Ferguson teaches courses in 18th- and 19th-century materials and 20th-century literary theory. She has previously taught courses on the rise of novelism in the 18th century; various kinds of writing in the Romantic period, including poetic, novelistic and essayistic; the rise of educational philosophy in the 18th and early 19th centuries; the rise of legal philosophy in the 18th and early 19th centuries; 20th-century literary theory; and the poststructuralist critique of the social sciences, with particular interest in why psychoanalysis was its central target. She is also active in the Krieger School’s Program for Studies of Women, Gender and Sexuality.

Ferguson has written three books—
Wordsworth: Language as Counter-Spirit (1977); Solitude and the Sublime: Romanticism and the Aesthetics of Individuation (1992); and Pornography, the Theory (2005) —and essays on a variety of 18th- and 19th-century topics and literary theory.
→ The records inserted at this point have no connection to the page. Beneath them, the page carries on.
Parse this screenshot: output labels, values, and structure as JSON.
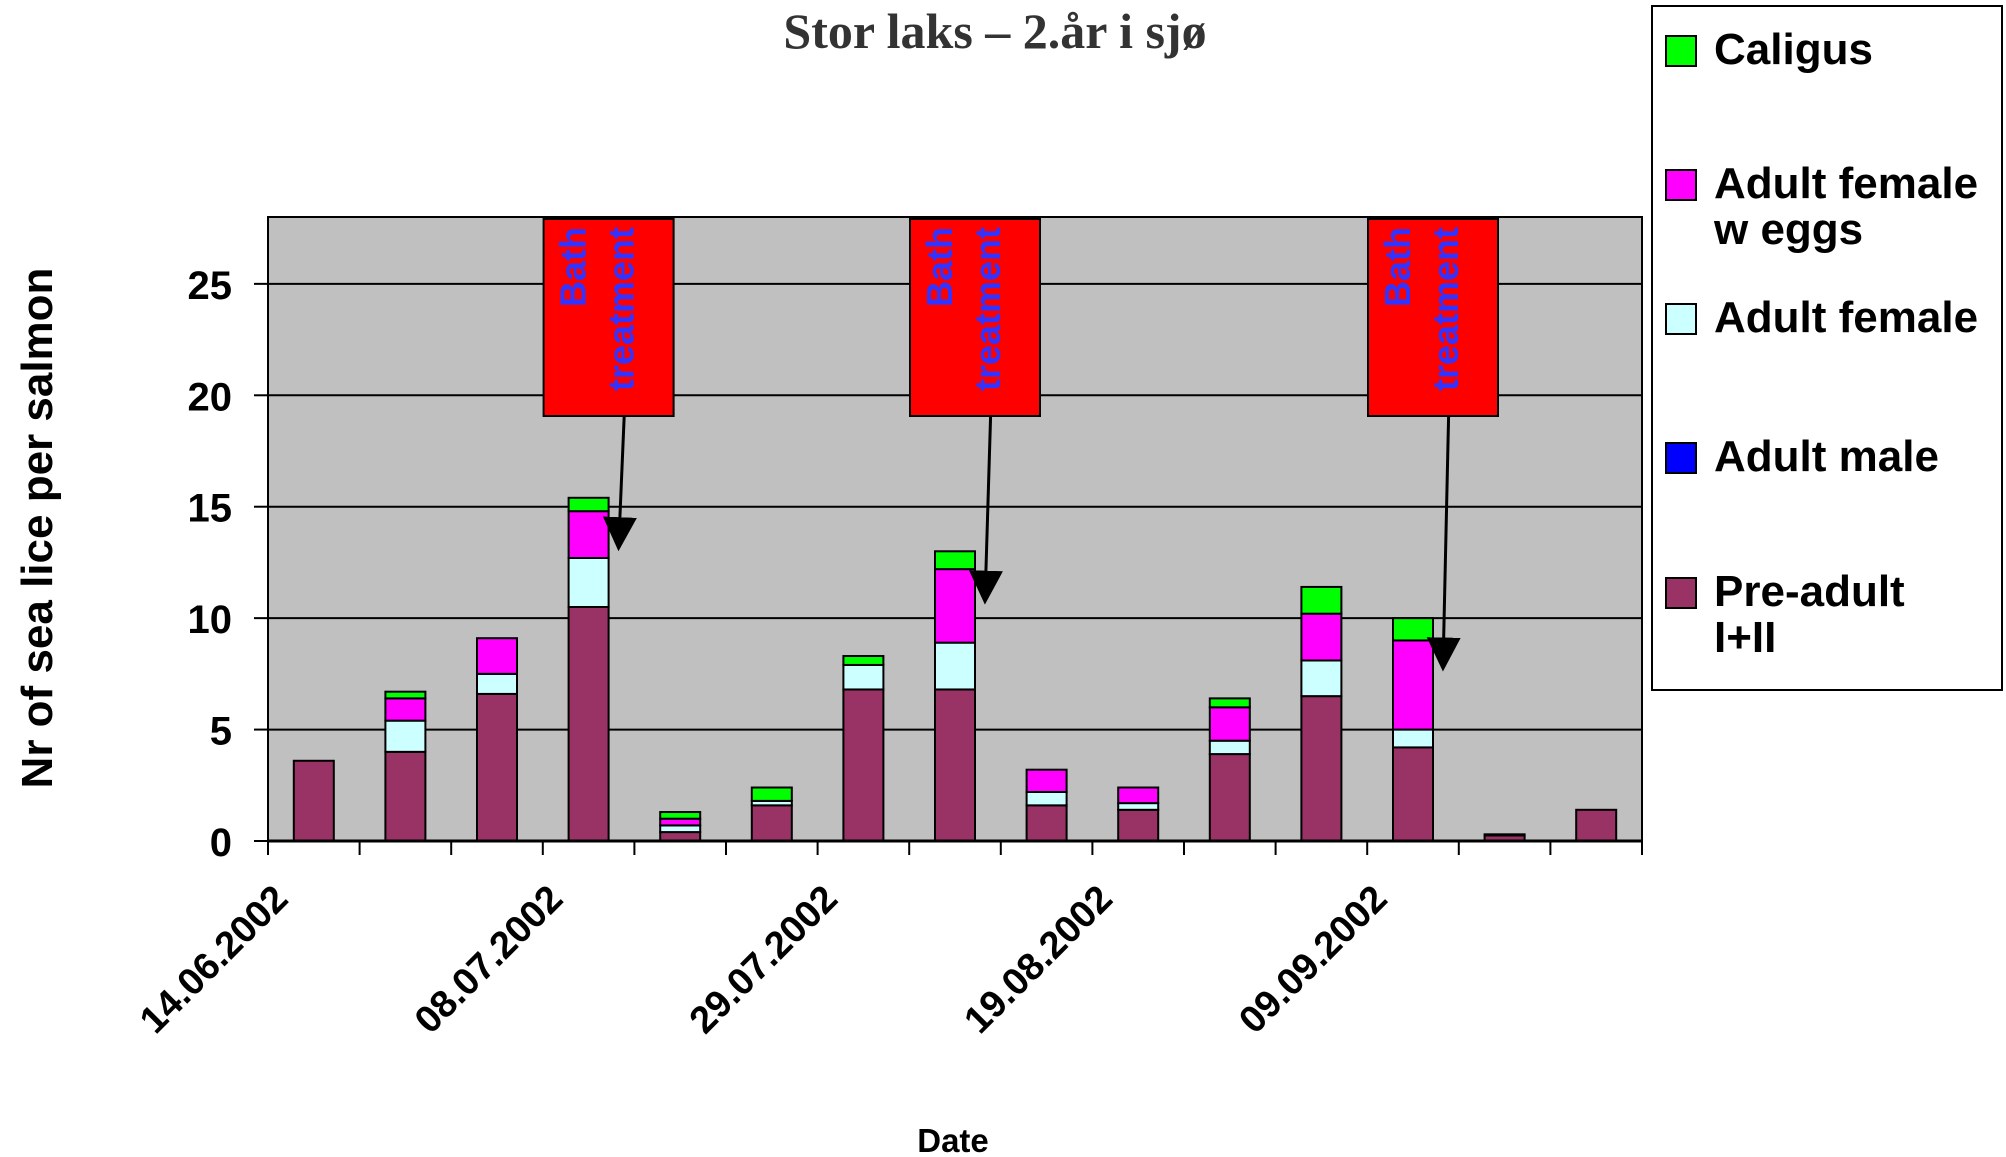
{
  "chart_data": {
    "type": "bar",
    "stacked": true,
    "title": "Stor laks – 2.år i sjø",
    "xlabel": "Date",
    "ylabel": "Nr of sea lice per salmon",
    "ylim": [
      0,
      28
    ],
    "yticks": [
      0,
      5,
      10,
      15,
      20,
      25
    ],
    "grid": true,
    "legend_position": "right",
    "x_tick_labels": [
      "14.06.2002",
      "08.07.2002",
      "29.07.2002",
      "19.08.2002",
      "09.09.2002"
    ],
    "categories": [
      "1",
      "2",
      "3",
      "4",
      "5",
      "6",
      "7",
      "8",
      "9",
      "10",
      "11",
      "12",
      "13",
      "14",
      "15"
    ],
    "series": [
      {
        "name": "Pre-adult I+II",
        "color": "#993366",
        "values": [
          3.6,
          4.0,
          6.6,
          10.5,
          0.4,
          1.6,
          6.8,
          6.8,
          1.6,
          1.4,
          3.9,
          6.5,
          4.2,
          0.25,
          1.4
        ]
      },
      {
        "name": "Adult male",
        "color": "#0000ff",
        "values": [
          0.0,
          0.0,
          0.0,
          0.0,
          0.0,
          0.0,
          0.0,
          0.0,
          0.0,
          0.0,
          0.0,
          0.0,
          0.0,
          0.0,
          0.0
        ]
      },
      {
        "name": "Adult female",
        "color": "#ccffff",
        "values": [
          0.0,
          1.4,
          0.9,
          2.2,
          0.3,
          0.2,
          1.1,
          2.1,
          0.6,
          0.3,
          0.6,
          1.6,
          0.8,
          0.0,
          0.0
        ]
      },
      {
        "name": "Adult female w eggs",
        "color": "#ff00ff",
        "values": [
          0.0,
          1.0,
          1.6,
          2.1,
          0.3,
          0.0,
          0.0,
          3.3,
          1.0,
          0.7,
          1.5,
          2.1,
          4.0,
          0.05,
          0.0
        ]
      },
      {
        "name": "Caligus",
        "color": "#00ff00",
        "values": [
          0.0,
          0.3,
          0.0,
          0.6,
          0.3,
          0.6,
          0.4,
          0.8,
          0.0,
          0.0,
          0.4,
          1.2,
          1.0,
          0.0,
          0.0
        ]
      }
    ],
    "annotations": [
      {
        "text_line1": "Bath",
        "text_line2": "treatment",
        "points_to_category": "4"
      },
      {
        "text_line1": "Bath",
        "text_line2": "treatment",
        "points_to_category": "8"
      },
      {
        "text_line1": "Bath",
        "text_line2": "treatment",
        "points_to_category": "13"
      }
    ],
    "legend": [
      {
        "label_line1": "Caligus",
        "label_line2": "",
        "color": "#00ff00"
      },
      {
        "label_line1": "Adult female",
        "label_line2": "w eggs",
        "color": "#ff00ff"
      },
      {
        "label_line1": "Adult female",
        "label_line2": "",
        "color": "#ccffff"
      },
      {
        "label_line1": "Adult male",
        "label_line2": "",
        "color": "#0000ff"
      },
      {
        "label_line1": "Pre-adult",
        "label_line2": "I+II",
        "color": "#993366"
      }
    ],
    "colors": {
      "plot_background": "#c0c0c0",
      "annotation_box": "#ff0000",
      "annotation_text": "#3333ff"
    }
  }
}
She is currently working on a project that aims to identify the difference that Locke’s, Rousseau’s, Kant’s and Bentham’s work on children and education made to their accounts of modern democratic political liberalism.

AAAS fellows and foreign honorary members are nominated and elected to the academy by current members. A broad-based membership of scholars and practitioners from mathematics, physics, biological sciences, social sciences, humanities and the arts, public affairs and business allows the academy to conduct a wide range of interdisciplinary studies and public policy research.

Ferguson will be inducted on Oct. 9 in Cambridge, Mass., alongside other fellows, including CNN’s chief international correspondent, Christiane Amanpour; New York Times op-ed columnist and political analyst David Brooks; secretary of the Smithsonian Institution G. Wayne Clough; film director Francis Ford Coppola; demographer and U.S. Census Bureau Director Robert Groves; Pulitzer Prize–winning historian Daniel Howe; actors John Lithgow, Steve Martin, Liev Schreiber and Denzel Washington; Microsoft chief software architect Ray Ozzie; jazz saxophonist Sonny Rollins; and Nobel laureate economist Myron Scholes.

Ferguson’s induction will bring the number of Johns Hopkins fellows of the academy to 45.